As a memoir, this is great but I have to admit that the fictionalising of Andy's life feels very thin, predictable and obvious. Strands that feel like they should be important - for example, Christian, the attractive writer - simply fizzle out without going anywhere, and the issue of personal integrity vs. professionalism is very one-sided.
That said, this is funny in a dreadful kind of way, and Andy has enough charm to keep the whole thing buoyant. So I enjoyed the exposé aspect of the book, but as fiction it doesn't quite work.
I was a little bit disappointed, finishing the book without knowing more about Miranda. I had learned about her profile in the first few pages. But I wanted to know more, like does she ever think about how people see her, or why does she choose that white scarves as her favourite accessories but she throws them away every 4 or 5 days? In the whole book, Miranda appears to be a devil which sudden falls down to the Earth from nowhere! A little more personal details would have fulfilled this very well, but unfortunately, there was none.
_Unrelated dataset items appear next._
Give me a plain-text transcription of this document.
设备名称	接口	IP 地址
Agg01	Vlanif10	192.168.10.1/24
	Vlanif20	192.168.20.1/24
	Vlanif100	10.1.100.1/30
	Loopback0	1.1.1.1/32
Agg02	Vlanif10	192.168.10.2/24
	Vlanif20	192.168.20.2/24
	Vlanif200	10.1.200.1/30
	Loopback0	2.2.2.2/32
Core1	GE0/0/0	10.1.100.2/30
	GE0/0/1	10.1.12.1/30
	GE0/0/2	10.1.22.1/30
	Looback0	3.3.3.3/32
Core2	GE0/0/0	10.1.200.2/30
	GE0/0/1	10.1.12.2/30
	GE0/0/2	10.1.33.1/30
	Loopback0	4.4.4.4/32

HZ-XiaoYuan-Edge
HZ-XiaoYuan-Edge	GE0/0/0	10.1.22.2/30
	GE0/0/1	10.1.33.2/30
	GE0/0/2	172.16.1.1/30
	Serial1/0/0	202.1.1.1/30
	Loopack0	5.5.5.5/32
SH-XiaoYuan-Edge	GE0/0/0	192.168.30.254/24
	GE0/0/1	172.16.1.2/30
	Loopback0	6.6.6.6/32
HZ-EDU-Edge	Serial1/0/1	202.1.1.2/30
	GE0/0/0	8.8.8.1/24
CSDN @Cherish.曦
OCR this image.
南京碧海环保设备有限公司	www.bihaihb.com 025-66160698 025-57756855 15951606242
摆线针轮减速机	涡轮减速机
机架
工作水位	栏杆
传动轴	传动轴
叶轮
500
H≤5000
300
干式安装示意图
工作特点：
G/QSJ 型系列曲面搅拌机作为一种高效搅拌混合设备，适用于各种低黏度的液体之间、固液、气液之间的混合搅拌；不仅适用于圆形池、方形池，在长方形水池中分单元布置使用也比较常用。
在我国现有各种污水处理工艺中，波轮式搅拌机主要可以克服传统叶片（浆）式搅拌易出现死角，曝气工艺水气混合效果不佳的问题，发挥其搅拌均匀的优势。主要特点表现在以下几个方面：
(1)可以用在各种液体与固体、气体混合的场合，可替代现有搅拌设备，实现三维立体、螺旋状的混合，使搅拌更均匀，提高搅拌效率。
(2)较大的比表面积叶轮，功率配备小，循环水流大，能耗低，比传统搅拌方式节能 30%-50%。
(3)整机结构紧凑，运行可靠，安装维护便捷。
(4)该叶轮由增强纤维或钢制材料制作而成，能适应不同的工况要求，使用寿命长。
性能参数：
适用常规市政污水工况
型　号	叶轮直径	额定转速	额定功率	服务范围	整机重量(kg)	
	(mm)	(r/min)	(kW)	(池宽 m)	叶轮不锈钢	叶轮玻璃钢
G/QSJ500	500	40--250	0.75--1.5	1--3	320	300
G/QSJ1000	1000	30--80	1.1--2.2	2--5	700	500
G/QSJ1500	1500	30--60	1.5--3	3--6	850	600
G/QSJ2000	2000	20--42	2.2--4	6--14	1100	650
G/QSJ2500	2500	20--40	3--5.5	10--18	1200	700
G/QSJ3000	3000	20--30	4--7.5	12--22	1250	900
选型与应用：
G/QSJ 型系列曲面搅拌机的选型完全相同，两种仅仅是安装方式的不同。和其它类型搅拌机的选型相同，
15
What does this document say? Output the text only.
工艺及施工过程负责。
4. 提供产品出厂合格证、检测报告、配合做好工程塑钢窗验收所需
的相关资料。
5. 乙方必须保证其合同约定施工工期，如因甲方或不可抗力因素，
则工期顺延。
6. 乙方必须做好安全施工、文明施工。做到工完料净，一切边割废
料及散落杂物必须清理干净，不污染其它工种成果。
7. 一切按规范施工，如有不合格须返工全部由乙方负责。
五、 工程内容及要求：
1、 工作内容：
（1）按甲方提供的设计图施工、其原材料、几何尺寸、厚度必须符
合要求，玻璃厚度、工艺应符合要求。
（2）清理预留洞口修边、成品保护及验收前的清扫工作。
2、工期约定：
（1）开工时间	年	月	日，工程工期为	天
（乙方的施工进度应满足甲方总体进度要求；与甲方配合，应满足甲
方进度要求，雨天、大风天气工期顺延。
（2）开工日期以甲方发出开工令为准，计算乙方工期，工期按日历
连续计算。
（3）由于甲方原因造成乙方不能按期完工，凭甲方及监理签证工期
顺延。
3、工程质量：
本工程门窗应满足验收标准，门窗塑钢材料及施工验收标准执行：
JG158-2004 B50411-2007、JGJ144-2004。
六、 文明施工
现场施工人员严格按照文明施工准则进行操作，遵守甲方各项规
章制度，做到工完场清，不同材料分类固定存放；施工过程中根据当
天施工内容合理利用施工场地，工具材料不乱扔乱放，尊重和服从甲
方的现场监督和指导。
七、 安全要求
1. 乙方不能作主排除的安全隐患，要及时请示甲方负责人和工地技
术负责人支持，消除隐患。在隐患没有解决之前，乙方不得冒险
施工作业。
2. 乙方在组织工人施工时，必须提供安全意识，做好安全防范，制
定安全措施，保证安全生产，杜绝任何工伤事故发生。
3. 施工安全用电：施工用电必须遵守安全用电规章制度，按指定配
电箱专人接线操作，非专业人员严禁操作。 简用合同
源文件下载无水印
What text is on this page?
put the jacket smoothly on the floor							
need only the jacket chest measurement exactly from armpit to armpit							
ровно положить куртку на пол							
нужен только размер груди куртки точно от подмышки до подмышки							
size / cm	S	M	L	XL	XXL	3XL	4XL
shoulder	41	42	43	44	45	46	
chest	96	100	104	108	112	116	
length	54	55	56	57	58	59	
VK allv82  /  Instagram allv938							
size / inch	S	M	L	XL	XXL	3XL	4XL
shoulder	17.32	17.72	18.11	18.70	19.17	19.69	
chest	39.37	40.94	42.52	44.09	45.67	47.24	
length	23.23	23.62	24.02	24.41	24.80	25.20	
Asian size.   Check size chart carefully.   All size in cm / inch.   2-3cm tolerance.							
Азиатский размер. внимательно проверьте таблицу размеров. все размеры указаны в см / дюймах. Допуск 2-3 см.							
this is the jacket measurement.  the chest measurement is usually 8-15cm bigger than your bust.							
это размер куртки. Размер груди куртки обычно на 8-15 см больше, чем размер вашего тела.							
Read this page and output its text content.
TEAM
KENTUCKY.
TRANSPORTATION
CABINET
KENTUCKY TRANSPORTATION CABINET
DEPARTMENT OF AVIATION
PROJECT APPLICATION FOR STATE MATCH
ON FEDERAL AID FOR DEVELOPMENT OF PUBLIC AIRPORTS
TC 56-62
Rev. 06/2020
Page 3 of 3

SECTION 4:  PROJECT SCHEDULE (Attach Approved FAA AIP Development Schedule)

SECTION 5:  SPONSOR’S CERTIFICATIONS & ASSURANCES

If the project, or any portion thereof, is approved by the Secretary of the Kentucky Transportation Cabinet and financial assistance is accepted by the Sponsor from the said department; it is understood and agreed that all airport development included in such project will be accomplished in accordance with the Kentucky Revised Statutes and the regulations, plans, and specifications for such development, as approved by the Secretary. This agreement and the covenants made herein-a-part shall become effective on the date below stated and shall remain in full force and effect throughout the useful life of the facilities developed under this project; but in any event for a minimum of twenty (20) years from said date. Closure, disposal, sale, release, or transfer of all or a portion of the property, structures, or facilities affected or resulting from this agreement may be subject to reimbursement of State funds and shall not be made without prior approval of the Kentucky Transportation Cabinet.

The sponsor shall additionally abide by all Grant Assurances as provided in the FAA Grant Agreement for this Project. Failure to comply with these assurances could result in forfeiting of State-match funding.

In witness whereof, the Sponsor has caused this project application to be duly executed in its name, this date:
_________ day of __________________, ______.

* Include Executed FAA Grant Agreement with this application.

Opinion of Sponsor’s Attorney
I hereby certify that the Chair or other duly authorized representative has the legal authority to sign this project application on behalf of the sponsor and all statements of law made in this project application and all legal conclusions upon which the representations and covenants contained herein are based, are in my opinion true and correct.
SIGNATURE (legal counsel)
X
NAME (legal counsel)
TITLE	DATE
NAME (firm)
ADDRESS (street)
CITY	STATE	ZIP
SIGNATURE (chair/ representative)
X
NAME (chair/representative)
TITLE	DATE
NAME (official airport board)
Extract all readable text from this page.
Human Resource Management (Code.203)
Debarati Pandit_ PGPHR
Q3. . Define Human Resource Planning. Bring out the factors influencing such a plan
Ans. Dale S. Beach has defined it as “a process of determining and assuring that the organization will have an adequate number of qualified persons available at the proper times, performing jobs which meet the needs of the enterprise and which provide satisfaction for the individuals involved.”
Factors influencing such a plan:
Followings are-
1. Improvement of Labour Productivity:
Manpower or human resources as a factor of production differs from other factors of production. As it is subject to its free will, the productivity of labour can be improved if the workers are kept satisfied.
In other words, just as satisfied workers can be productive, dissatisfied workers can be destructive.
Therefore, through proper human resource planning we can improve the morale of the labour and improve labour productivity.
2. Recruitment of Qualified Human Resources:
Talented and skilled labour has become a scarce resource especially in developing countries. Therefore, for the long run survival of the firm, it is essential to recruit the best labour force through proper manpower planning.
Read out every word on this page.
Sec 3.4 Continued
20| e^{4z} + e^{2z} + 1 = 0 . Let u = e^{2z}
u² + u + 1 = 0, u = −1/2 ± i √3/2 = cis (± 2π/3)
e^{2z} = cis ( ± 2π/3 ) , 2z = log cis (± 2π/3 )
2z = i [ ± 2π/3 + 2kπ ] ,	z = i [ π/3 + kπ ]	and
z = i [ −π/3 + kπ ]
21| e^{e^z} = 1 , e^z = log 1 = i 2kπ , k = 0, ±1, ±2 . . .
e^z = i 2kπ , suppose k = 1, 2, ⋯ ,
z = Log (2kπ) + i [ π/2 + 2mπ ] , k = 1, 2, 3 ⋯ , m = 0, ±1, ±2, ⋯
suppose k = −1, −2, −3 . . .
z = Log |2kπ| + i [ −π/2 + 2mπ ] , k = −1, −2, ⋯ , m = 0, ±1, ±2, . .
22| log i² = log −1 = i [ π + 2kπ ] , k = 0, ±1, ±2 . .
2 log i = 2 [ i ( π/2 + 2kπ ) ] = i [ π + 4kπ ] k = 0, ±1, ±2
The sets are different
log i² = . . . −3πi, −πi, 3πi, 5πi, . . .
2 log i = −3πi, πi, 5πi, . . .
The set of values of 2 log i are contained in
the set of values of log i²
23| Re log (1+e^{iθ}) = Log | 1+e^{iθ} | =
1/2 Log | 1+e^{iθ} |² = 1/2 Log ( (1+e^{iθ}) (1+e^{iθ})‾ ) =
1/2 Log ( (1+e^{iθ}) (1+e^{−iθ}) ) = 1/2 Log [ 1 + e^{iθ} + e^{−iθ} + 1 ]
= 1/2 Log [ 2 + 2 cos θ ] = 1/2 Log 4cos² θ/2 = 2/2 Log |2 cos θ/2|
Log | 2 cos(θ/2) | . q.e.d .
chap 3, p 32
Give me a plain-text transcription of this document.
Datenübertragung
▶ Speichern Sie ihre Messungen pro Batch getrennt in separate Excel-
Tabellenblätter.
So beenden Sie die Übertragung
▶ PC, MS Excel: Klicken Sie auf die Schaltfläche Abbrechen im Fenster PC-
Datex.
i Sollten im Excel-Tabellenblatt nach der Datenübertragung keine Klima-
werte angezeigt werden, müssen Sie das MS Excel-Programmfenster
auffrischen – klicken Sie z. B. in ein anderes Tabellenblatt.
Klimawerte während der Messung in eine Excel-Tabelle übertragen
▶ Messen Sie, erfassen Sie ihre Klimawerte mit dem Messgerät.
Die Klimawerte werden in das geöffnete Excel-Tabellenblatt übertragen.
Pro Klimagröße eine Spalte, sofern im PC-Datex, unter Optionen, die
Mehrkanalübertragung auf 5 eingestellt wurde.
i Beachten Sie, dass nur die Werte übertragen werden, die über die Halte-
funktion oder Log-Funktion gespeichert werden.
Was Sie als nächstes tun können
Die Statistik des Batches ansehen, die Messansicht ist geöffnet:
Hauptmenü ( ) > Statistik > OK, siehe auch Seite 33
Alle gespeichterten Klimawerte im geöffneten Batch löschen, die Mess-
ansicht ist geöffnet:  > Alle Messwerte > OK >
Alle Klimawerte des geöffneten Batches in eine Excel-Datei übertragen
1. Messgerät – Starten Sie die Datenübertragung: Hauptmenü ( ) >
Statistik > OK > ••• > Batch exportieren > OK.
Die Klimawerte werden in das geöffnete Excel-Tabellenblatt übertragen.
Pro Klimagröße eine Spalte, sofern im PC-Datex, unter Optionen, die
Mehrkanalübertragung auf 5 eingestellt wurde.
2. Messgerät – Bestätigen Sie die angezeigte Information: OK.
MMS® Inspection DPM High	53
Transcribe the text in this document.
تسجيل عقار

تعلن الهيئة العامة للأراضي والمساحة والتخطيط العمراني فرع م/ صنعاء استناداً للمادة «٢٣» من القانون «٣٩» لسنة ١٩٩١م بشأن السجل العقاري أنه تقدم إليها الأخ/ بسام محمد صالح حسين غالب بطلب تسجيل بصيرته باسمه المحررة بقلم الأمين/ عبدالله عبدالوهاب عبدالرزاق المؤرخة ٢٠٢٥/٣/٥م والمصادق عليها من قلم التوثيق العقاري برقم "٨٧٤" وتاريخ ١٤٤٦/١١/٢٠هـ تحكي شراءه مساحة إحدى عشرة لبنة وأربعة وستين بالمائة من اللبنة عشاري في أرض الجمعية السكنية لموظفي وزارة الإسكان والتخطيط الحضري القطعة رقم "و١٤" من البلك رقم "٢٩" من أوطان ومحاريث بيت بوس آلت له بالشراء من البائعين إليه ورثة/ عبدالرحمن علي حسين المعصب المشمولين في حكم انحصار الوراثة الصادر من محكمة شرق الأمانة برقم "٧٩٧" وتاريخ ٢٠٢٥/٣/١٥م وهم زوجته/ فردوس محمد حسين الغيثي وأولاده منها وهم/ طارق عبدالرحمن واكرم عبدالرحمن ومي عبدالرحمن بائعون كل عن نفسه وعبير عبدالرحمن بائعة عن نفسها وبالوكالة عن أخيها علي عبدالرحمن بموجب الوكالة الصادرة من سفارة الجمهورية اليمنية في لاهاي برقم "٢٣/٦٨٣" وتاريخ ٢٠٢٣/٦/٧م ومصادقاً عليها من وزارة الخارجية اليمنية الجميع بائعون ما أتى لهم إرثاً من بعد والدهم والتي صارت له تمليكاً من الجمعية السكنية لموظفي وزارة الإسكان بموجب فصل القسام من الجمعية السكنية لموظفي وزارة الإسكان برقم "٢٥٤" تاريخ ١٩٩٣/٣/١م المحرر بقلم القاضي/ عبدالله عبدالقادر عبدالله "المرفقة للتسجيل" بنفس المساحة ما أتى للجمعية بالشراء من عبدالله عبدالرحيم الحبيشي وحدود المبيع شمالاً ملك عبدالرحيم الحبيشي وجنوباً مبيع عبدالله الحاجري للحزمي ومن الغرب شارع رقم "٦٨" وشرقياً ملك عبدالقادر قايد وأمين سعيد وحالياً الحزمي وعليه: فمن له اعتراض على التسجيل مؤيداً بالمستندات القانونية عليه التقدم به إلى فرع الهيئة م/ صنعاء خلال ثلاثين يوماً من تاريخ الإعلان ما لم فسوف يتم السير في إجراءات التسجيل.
I had watched the film The Devil Wears Prada and really enjoyed it- so i thought I would read the book. I wish I had done it the other way round! I always read the book and then watch the film and usually the film does the book no justice whatsoever- but in this case I enjoyed the film even more than the book. I guess thats because the book doesnt give or offer anything more than the film- it doesnt delve deeper into the characters or anything. If I had read the book first i think I would have given this 4 out of 5.